U.S. soldier charged for allegedly profiting $400,000 from prediction market tied to planned Maduro ouster
The Department of Justice announced on Thursday that a currently serving member of the United States Armed Forces has been indicted for allegedly leveraging privileged information about a covert operation intended to remove Venezuelan President Nicolás Maduro in order to generate a profit of approximately four hundred thousand dollars through a publicly traded prediction market, an act that ostensibly violates both military ethics regulations and federal securities laws.
According to the indictment, the service member participated in the operational planning phases of the alleged mission, accessed classified briefings that forewarned of a likely seizure, and subsequently placed a series of contingent wagers on a digital platform that monetizes forecasts of geopolitical events, a sequence of actions that investigators describe as a textbook case of insider trading compounded by a breach of the Uniform Code of Military Justice’s provisions prohibiting the exploitation of official duties for personal gain.

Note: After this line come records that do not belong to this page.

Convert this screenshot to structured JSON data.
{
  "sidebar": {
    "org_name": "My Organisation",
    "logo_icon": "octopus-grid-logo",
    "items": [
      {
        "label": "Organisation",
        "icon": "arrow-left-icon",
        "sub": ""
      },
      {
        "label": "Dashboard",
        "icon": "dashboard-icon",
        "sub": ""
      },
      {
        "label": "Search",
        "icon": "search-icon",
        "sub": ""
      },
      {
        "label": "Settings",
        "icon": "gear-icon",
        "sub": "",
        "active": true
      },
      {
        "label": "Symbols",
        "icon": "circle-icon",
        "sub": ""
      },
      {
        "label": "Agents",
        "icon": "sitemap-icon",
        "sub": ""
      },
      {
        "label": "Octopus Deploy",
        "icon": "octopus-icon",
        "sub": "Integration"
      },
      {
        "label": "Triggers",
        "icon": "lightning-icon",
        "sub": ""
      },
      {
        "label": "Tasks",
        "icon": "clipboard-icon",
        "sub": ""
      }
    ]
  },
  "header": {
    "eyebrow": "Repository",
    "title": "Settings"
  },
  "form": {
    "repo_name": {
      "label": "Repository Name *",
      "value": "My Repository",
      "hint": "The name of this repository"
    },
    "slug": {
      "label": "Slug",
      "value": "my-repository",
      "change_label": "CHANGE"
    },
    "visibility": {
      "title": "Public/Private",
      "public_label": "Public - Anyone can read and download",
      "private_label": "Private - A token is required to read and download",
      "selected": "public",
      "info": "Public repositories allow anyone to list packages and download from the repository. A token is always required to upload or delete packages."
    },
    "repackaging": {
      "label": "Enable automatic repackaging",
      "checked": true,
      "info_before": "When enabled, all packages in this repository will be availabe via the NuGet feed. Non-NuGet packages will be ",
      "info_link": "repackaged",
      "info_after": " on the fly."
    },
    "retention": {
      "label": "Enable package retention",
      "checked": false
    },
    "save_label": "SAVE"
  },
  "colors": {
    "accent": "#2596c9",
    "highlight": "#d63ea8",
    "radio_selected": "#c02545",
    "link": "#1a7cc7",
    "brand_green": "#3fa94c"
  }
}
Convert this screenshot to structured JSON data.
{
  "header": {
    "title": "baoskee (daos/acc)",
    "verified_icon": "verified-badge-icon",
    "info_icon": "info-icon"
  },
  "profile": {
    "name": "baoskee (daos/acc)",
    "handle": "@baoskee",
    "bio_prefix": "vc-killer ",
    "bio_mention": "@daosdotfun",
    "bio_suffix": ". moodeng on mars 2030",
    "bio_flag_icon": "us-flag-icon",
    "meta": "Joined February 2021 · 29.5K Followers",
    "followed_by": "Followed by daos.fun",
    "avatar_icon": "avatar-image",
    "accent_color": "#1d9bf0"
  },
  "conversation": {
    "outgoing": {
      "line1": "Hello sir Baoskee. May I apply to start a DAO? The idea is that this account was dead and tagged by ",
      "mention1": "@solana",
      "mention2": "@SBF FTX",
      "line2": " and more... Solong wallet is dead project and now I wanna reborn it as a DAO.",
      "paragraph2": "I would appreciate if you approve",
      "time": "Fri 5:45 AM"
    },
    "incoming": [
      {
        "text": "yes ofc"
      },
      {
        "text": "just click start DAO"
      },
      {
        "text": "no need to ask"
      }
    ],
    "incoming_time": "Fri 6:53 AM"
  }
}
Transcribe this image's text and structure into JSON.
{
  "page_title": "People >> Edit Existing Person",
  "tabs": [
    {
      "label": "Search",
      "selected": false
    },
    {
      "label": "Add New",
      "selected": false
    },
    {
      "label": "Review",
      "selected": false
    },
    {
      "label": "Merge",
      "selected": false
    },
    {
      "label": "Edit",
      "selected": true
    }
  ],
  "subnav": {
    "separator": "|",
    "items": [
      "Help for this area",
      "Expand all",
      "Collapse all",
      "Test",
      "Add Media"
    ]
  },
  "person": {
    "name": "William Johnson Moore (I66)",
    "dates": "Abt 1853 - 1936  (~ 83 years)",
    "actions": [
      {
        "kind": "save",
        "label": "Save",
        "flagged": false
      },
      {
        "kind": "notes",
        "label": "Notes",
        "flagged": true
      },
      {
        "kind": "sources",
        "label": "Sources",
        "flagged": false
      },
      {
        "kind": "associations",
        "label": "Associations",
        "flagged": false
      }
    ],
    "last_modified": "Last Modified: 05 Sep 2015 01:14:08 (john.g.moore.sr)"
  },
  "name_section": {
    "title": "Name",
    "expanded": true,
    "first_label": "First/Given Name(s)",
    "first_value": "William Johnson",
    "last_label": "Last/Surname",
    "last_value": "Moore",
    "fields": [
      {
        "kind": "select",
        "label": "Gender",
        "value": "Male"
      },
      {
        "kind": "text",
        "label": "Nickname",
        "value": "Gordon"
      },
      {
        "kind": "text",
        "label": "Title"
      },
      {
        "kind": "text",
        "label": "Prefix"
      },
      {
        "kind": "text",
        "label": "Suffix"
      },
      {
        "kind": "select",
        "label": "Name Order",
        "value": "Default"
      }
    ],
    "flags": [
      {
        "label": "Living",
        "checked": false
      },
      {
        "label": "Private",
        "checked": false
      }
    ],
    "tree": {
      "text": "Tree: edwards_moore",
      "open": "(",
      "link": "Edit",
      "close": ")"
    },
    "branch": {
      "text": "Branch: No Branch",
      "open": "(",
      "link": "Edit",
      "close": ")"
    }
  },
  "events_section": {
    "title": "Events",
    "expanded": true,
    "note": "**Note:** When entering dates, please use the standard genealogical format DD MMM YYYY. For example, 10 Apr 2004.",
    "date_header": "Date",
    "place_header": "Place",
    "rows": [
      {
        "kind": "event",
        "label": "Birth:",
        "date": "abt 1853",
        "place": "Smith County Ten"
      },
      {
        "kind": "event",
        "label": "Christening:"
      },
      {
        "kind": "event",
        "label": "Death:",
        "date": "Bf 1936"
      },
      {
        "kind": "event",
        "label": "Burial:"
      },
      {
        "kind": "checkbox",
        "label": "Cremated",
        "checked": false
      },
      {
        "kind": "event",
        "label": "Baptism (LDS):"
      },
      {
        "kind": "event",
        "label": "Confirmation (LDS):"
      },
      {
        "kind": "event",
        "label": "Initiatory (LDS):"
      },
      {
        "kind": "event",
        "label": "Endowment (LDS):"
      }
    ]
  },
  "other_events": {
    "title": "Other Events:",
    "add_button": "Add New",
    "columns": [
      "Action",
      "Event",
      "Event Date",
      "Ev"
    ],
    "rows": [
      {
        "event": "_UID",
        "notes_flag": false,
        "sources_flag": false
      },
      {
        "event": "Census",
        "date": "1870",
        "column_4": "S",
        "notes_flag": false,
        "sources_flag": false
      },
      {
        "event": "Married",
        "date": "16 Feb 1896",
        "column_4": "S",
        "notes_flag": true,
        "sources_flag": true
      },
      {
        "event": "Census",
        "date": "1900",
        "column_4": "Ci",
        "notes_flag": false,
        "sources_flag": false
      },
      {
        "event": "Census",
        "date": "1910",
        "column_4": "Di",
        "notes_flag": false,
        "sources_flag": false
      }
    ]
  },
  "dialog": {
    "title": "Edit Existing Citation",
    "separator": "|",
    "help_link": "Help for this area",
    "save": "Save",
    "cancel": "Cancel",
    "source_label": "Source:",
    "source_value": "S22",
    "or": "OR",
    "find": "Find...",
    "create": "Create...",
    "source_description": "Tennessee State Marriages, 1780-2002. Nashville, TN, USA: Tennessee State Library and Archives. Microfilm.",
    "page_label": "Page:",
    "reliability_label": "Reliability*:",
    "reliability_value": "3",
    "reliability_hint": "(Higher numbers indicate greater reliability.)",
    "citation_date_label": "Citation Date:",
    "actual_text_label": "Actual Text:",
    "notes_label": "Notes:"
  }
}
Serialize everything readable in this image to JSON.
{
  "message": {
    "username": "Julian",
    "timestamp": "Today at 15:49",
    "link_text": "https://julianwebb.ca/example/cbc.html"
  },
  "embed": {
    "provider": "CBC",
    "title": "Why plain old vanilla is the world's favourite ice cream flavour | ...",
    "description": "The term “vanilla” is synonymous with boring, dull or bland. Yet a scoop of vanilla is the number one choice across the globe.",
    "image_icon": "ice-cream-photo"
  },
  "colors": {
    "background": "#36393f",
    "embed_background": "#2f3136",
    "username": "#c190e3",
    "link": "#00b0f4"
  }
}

The episode exposes a persistent gap in the enforcement architecture that separates military intelligence from financial market participation, highlighting how existing oversight mechanisms failed to detect a pattern of trades that, while technologically sophisticated, remained insufficiently scrutinized by both DoD compliance offices and the Securities and Exchange Commission, thereby underscoring the need for clearer policy guidance and inter‑agency data sharing to prevent a repeat of such predictable misconduct.
In the broader context, the incident illustrates how the convergence of secret‑state initiatives and the rise of algorithm‑driven prediction markets creates fertile ground for conflict of interest, a circumstance that, despite prior warnings from ethics committees, continues to thrive under a regime of fragmented accountability, suggesting that without substantive reform the military will remain vulnerable to the same type of profiteering that this case brings to light.